Without looking to your right, you feel the presence of someone standing over you. It lures your senses to be drawn to it, but you feel afraid to look. It does not speak, but you can hear a white noise emanating from its direction. With a wincing gaze, you look up into the extraterrestrial, but it is the face of him. He is dressed like the devil, or cloaked like Death, and his eyes are sunken valleys that many fear to tread. He is as handsome as he always was, but he stares down at you and strikes fear into your damaged heart. He does not open his mouth to speak, and yet you hear his voice.

Look. His deep voice tells you to look beyond the small refuge that you find yourself trapped upon.
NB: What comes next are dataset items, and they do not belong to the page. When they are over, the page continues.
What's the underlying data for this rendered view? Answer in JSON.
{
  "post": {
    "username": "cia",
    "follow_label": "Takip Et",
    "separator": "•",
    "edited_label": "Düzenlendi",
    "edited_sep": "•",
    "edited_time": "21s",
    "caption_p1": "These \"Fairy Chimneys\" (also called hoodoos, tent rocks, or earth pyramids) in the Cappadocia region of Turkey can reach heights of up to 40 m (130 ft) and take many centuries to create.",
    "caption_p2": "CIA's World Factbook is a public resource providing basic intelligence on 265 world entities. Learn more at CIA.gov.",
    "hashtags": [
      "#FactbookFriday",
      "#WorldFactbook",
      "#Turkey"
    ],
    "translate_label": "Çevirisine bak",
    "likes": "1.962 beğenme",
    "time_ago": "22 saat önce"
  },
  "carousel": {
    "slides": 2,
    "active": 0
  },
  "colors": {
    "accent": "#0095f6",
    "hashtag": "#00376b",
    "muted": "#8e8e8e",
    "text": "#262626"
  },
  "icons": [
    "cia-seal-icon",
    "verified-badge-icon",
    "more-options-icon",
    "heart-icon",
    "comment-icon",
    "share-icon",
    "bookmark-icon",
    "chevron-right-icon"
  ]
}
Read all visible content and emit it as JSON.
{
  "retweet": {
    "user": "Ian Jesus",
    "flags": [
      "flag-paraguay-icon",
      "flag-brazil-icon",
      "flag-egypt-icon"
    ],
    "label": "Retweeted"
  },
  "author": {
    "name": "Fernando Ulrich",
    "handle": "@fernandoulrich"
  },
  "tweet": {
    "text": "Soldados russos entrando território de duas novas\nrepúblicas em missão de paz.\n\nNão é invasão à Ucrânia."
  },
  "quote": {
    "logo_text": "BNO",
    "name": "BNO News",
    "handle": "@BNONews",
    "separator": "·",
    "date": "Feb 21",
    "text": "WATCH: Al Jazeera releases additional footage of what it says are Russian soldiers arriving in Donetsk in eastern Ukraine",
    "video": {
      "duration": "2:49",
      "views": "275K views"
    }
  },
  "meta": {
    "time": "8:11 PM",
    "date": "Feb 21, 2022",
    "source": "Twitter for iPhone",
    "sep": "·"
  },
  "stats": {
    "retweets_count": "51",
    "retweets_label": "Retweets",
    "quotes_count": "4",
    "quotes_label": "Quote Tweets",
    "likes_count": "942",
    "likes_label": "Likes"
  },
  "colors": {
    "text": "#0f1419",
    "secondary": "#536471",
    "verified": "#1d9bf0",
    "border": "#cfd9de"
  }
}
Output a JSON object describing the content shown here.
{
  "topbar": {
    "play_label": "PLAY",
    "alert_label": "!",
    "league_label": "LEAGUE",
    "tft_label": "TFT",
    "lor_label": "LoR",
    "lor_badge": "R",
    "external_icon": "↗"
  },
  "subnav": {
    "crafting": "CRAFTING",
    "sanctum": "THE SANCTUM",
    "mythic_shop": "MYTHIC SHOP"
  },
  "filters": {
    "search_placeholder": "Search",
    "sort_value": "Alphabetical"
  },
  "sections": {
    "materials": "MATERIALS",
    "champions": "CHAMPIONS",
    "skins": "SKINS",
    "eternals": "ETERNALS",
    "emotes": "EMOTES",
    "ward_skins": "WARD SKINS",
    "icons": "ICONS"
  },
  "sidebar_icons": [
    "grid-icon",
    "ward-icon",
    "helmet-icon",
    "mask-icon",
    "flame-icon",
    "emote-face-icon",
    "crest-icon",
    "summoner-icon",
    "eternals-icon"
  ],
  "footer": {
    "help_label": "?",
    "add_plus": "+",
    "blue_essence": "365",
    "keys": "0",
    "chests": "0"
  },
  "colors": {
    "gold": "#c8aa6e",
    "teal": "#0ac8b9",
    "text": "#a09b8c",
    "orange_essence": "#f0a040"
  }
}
Height, your singular irrational fear. You weakly crawl on your hands and aching knees to the edge of the platform, and quickly you realize just how far up you are. Miles and miles separate you from the safety of earth’s gravity, and the same distress you felt about the looming figure was now doubled. You scoot back from the edge to safety, although now knowing you are trapped upon the monolith, your mouth dries and your breathing spikes.

You will only conquer your fear if you jump.

This mantra makes sense to you in the moments his silken voice instructs you to take the plunge. Your heart, as attracted to chaos as it is, empathizes with the man who would have you fling yourself from the ledge. Quickly you come to your senses with the realization that your fears would never allow your self-destruction. Your lack of courage would be your savior in this moment.

“No, I will not jump.”

But you must. Would you spend eternity here?

Eternity terrifies you, and how long would it take for your heart to give out? Could you live, clingy to a few feet of rock, praying for salvation? Would madness drive you to fall to your death?

Death, Him, the man you once loved, shows you a glimpse of eternity. Minutes and hours flood your mind’s eyes with slippery ease, revealing the pain of living in fear. He only divulges a few moments of the vision, but it was enough to make you face your circumstance. You know you must get off the stone tower, but must death be your destination?

You crawl again to the edge, hoping to see a way to scale the side. The fear flares in your heart and stomach, begging you to return to the safety of the center of the pillar. You resist the urge to be sick, and calculate how to survive this situation.